Hermione spun round quickly, startled by the voice in the room she thought was empty. On the wall behind her, Dumbledore remained in the large frame hanging there. She had not noticed him since her back had been to him, and she wondered how long he had been watching her.
“Yes, I have been watching since Harry left the room,” he answered her unspoken question. “I thought you would be inclined to investigate the pensieve further, even when you should be drinking firewhiskey downstairs with the others.” He smiled. “Always the inquisitor”.
Hermione blushed. “You could have stopped me,” she answered.
“My dear, I would not have dreamed of it. Something tells me that the images in that basin were meant for you as much as they were for Harry, but as to why I personally cannot comment. I am just a painting, after all,” he added, with a rueful smile and what could possibly have been a twinkle in his eye.
“Oh, I wish I had never seen it Professor. It’s… it hurts too much to even think on it. So much wasted life and love, so many hurt by all of this. I feel I should be celebrating but I feel as though I might cry forever!” Hermione lowered her head as more silent tears slid down her cheeks, glancing at the pensieve. “He was an unspoken hero, and so few will know what he gave up for them.”
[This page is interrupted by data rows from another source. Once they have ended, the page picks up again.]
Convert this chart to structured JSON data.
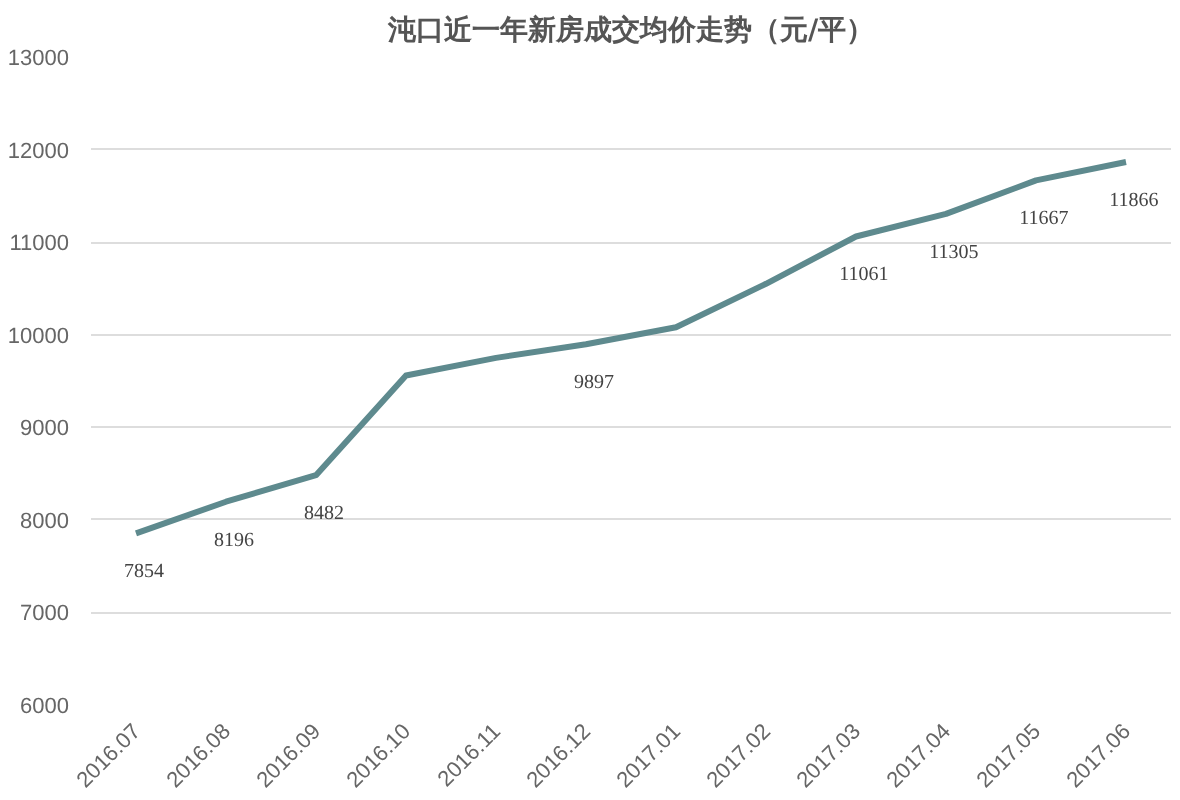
{
  "chart_data": {
    "type": "line",
    "title": "沌口近一年新房成交均价走势（元/平）",
    "categories": [
      "2016.07",
      "2016.08",
      "2016.09",
      "2016.10",
      "2016.11",
      "2016.12",
      "2017.01",
      "2017.02",
      "2017.03",
      "2017.04",
      "2017.05",
      "2017.06"
    ],
    "series": [
      {
        "color": "#5e8a8e",
        "values": [
          7854,
          8196,
          8482,
          9560,
          9750,
          9897,
          10080,
          10550,
          11061,
          11305,
          11667,
          11866
        ],
        "value_labels": [
          "7854",
          "8196",
          "8482",
          null,
          null,
          "9897",
          null,
          null,
          "11061",
          "11305",
          "11667",
          "11866"
        ]
      }
    ],
    "ylim": [
      6000,
      13000
    ],
    "yticks": [
      6000,
      7000,
      8000,
      9000,
      10000,
      11000,
      12000,
      13000
    ],
    "grid": "y",
    "marker": "none"
  }
}
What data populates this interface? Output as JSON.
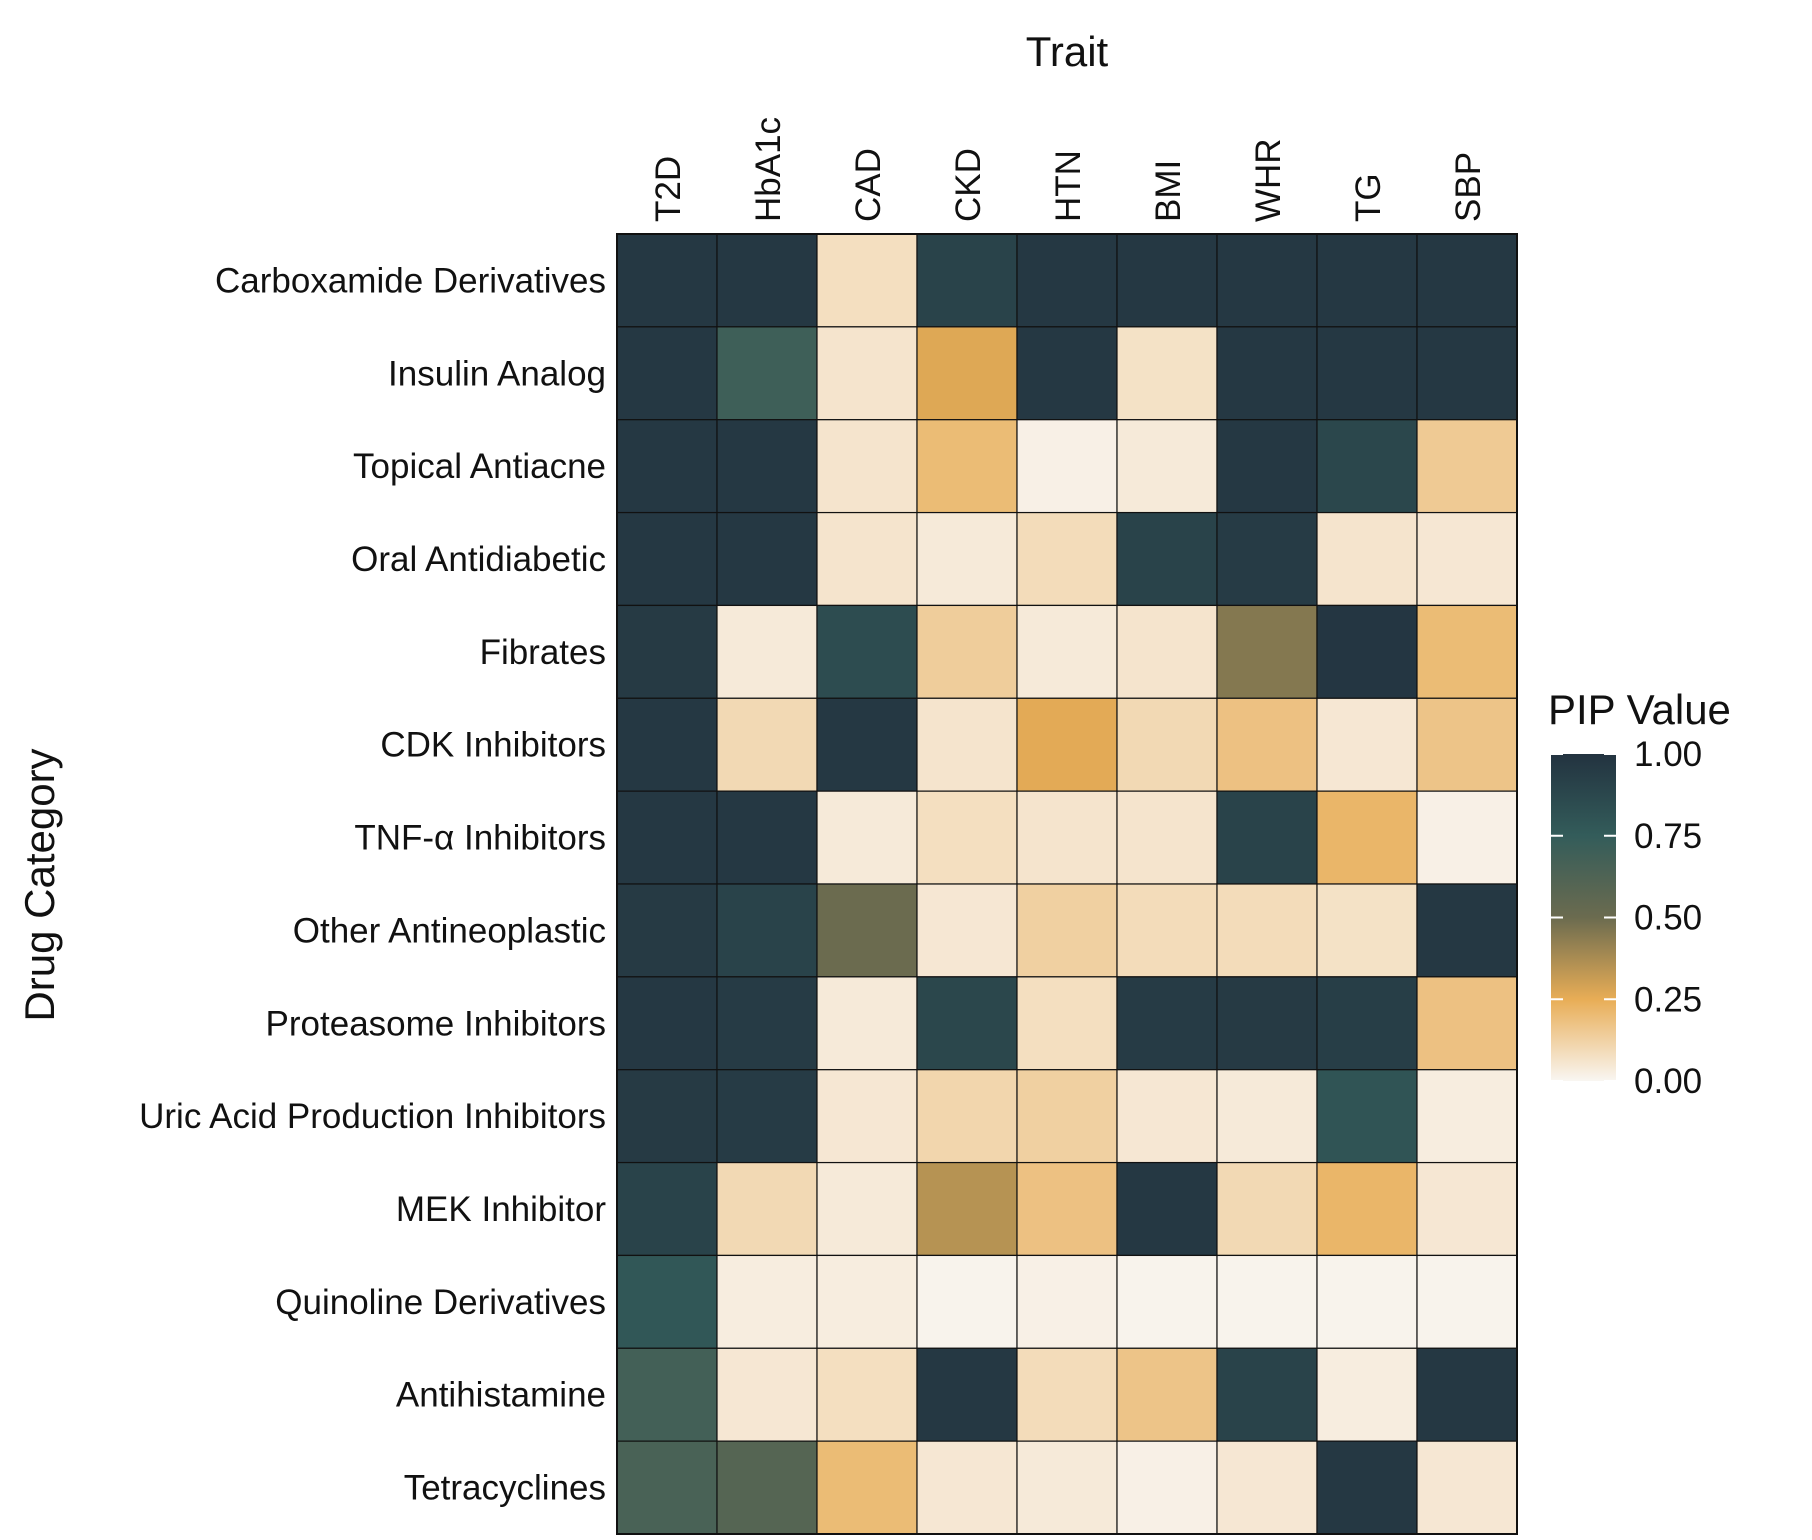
{
  "chart_data": {
    "type": "heatmap",
    "title": "Trait",
    "xlabel": "Trait",
    "ylabel": "Drug Category",
    "x_categories": [
      "T2D",
      "HbA1c",
      "CAD",
      "CKD",
      "HTN",
      "BMI",
      "WHR",
      "TG",
      "SBP"
    ],
    "y_categories": [
      "Carboxamide Derivatives",
      "Insulin Analog",
      "Topical Antiacne",
      "Oral Antidiabetic",
      "Fibrates",
      "CDK Inhibitors",
      "TNF-α Inhibitors",
      "Other Antineoplastic",
      "Proteasome Inhibitors",
      "Uric Acid Production Inhibitors",
      "MEK Inhibitor",
      "Quinoline Derivatives",
      "Antihistamine",
      "Tetracyclines"
    ],
    "values": [
      [
        0.97,
        0.97,
        0.08,
        0.9,
        0.97,
        0.97,
        0.97,
        0.97,
        0.97
      ],
      [
        0.97,
        0.7,
        0.06,
        0.27,
        0.97,
        0.07,
        0.97,
        0.97,
        0.97
      ],
      [
        0.97,
        0.97,
        0.06,
        0.2,
        0.02,
        0.04,
        0.97,
        0.88,
        0.15
      ],
      [
        0.97,
        0.97,
        0.06,
        0.04,
        0.09,
        0.9,
        0.95,
        0.06,
        0.05
      ],
      [
        0.96,
        0.04,
        0.85,
        0.14,
        0.04,
        0.06,
        0.45,
        0.98,
        0.2
      ],
      [
        0.97,
        0.1,
        0.97,
        0.06,
        0.26,
        0.1,
        0.18,
        0.05,
        0.17
      ],
      [
        0.97,
        0.97,
        0.04,
        0.08,
        0.06,
        0.06,
        0.9,
        0.22,
        0.02
      ],
      [
        0.96,
        0.9,
        0.5,
        0.05,
        0.13,
        0.09,
        0.09,
        0.07,
        0.97
      ],
      [
        0.97,
        0.95,
        0.04,
        0.88,
        0.08,
        0.95,
        0.96,
        0.93,
        0.18
      ],
      [
        0.96,
        0.95,
        0.05,
        0.11,
        0.13,
        0.05,
        0.04,
        0.8,
        0.03
      ],
      [
        0.9,
        0.1,
        0.04,
        0.35,
        0.18,
        0.97,
        0.1,
        0.22,
        0.05
      ],
      [
        0.78,
        0.03,
        0.03,
        0.01,
        0.02,
        0.01,
        0.01,
        0.01,
        0.01
      ],
      [
        0.68,
        0.05,
        0.08,
        0.97,
        0.09,
        0.17,
        0.9,
        0.03,
        0.97
      ],
      [
        0.65,
        0.6,
        0.2,
        0.05,
        0.04,
        0.02,
        0.05,
        0.97,
        0.05
      ]
    ],
    "colorbar": {
      "title": "PIP Value",
      "range": [
        0,
        1
      ],
      "ticks": [
        "0.00",
        "0.25",
        "0.50",
        "0.75",
        "1.00"
      ],
      "colors": [
        "#f9f6f2",
        "#e8ad56",
        "#6b6b4f",
        "#335c5a",
        "#233340"
      ]
    },
    "grid": false
  }
}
“Sadly, Miss Granger, so few would care what he gave up for the cause. Many people lost many things which will go uncounted in the history books of the future. Severus Snape has gone from this world but he has your gentle heart to dwell in. He will not be forgotten. Do not anger yourself by believing that others care not for the losses as you do. The gravity of the situation will dawn on them in their own time. Let them live unhurt for a time.”
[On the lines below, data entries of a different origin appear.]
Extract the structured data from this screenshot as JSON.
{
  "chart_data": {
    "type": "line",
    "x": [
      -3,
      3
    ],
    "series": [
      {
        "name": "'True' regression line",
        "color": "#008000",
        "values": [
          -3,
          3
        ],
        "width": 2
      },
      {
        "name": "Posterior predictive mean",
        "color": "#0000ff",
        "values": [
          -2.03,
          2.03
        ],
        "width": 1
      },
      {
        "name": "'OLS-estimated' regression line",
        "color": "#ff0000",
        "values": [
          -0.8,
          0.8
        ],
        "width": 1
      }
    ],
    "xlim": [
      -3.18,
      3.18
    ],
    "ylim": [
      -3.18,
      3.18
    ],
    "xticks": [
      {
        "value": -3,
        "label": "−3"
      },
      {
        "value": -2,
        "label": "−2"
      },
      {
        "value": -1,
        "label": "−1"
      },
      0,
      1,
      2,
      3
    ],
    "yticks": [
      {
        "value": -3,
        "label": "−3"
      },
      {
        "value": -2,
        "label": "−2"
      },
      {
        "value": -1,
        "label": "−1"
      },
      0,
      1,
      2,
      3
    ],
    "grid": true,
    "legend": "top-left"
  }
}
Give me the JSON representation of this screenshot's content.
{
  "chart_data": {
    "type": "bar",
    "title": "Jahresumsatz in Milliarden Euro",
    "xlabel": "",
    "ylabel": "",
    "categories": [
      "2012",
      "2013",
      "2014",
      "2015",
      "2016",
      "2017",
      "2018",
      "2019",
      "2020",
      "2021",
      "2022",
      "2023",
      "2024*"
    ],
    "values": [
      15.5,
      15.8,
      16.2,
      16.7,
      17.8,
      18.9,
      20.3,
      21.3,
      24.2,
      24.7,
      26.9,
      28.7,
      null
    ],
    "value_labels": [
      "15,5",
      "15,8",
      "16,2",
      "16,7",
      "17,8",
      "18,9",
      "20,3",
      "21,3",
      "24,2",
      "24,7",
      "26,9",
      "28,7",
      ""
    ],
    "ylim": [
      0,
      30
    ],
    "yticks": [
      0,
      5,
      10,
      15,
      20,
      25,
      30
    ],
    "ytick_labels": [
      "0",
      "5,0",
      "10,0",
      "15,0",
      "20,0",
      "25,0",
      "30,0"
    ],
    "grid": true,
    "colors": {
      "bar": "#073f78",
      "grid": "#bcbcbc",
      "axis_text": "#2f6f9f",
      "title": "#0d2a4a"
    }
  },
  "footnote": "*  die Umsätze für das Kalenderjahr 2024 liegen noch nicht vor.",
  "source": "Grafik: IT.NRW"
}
Hermione nodded, feeling the heavy weight in her heart, and knowing she did not wish to inflict the grief it felt onto anyone. “If I can spare others this hurt by keeping it to myself, I shall.” She promised.
“You are a good girl, Miss Granger. Or young woman, I should say!” Dumbledore continued, removing his spectacles momentarily to wipe them with his long beard. “Do not think that this sorrow will last forever. You will learn how to make your own life a full and happy one in the future. Because you are so sensitive and so intelligent, you feel the pain of these wars acutely, but this will also increase the happiness and sweetness of the victory once you have accepted them.
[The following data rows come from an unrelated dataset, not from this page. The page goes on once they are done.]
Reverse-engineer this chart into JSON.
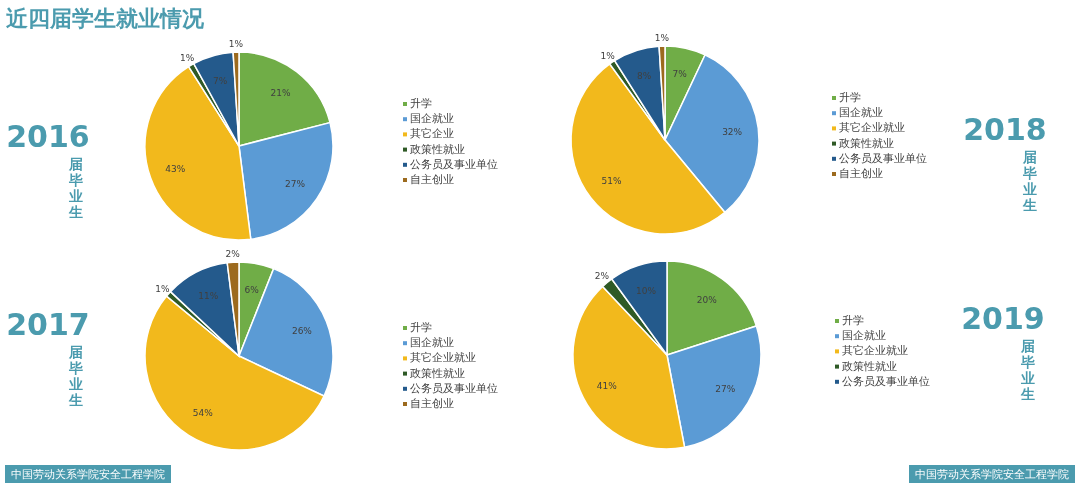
{
  "chart_data": [
    {
      "type": "pie",
      "title": "2016",
      "subtitle": "届毕业生",
      "annotations": [
        "近四届学生就业情况"
      ],
      "categories": [
        "升学",
        "国企就业",
        "其它企业",
        "政策性就业",
        "公务员及事业单位",
        "自主创业"
      ],
      "values": [
        21,
        27,
        43,
        1,
        7,
        1
      ],
      "value_labels": [
        "21%",
        "27%",
        "43%",
        "1%",
        "7%",
        "1%"
      ],
      "colors": [
        "#70ad47",
        "#5b9bd5",
        "#f2b91c",
        "#2f5a26",
        "#245a8c",
        "#9c6a1e"
      ],
      "legend": "right"
    },
    {
      "type": "pie",
      "title": "2018",
      "subtitle": "届毕业生",
      "categories": [
        "升学",
        "国企就业",
        "其它企业就业",
        "政策性就业",
        "公务员及事业单位",
        "自主创业"
      ],
      "values": [
        7,
        32,
        51,
        1,
        8,
        1
      ],
      "value_labels": [
        "7%",
        "32%",
        "51%",
        "1%",
        "8%",
        "1%"
      ],
      "colors": [
        "#70ad47",
        "#5b9bd5",
        "#f2b91c",
        "#2f5a26",
        "#245a8c",
        "#9c6a1e"
      ],
      "legend": "right"
    },
    {
      "type": "pie",
      "title": "2017",
      "subtitle": "届毕业生",
      "annotations": [
        "中国劳动关系学院安全工程学院"
      ],
      "categories": [
        "升学",
        "国企就业",
        "其它企业就业",
        "政策性就业",
        "公务员及事业单位",
        "自主创业"
      ],
      "values": [
        6,
        26,
        54,
        1,
        11,
        2
      ],
      "value_labels": [
        "6%",
        "26%",
        "54%",
        "1%",
        "11%",
        "2%"
      ],
      "colors": [
        "#70ad47",
        "#5b9bd5",
        "#f2b91c",
        "#2f5a26",
        "#245a8c",
        "#9c6a1e"
      ],
      "legend": "right"
    },
    {
      "type": "pie",
      "title": "2019",
      "subtitle": "届毕业生",
      "annotations": [
        "中国劳动关系学院安全工程学院"
      ],
      "categories": [
        "升学",
        "国企就业",
        "其它企业就业",
        "政策性就业",
        "公务员及事业单位"
      ],
      "values": [
        20,
        27,
        41,
        2,
        10
      ],
      "value_labels": [
        "20%",
        "27%",
        "41%",
        "2%",
        "10%"
      ],
      "colors": [
        "#70ad47",
        "#5b9bd5",
        "#f2b91c",
        "#2f5a26",
        "#245a8c"
      ],
      "legend": "right"
    }
  ]
}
“I am reminded of a Muggle saying which I’m sure you will appreciate now: ‘Time heals all wounds’. Often disregarded here in terms of cuts and scrapes which are of course more swiftly healed with magic,” Dumbledore smiled now and Hermione felt a weak smile of her own creep onto her lips. “But very relevant still I am afraid in terms of grazes of the heart. You won’t feel the agony of grief so acutely in the future, Miss Granger, and you certainly won’t cry for ever. Time is the key!
“Now go find what happiness you can for now, and don’t hesitate to visit me whenever you feel the need. I am always glad of intelligent visitors.”
“Thank you, Professor. I will.” Smiling another weak smile, but a smile non-the-less, Hermione slipped through the office door. But her tears did not cease, even while Ron held her through the night.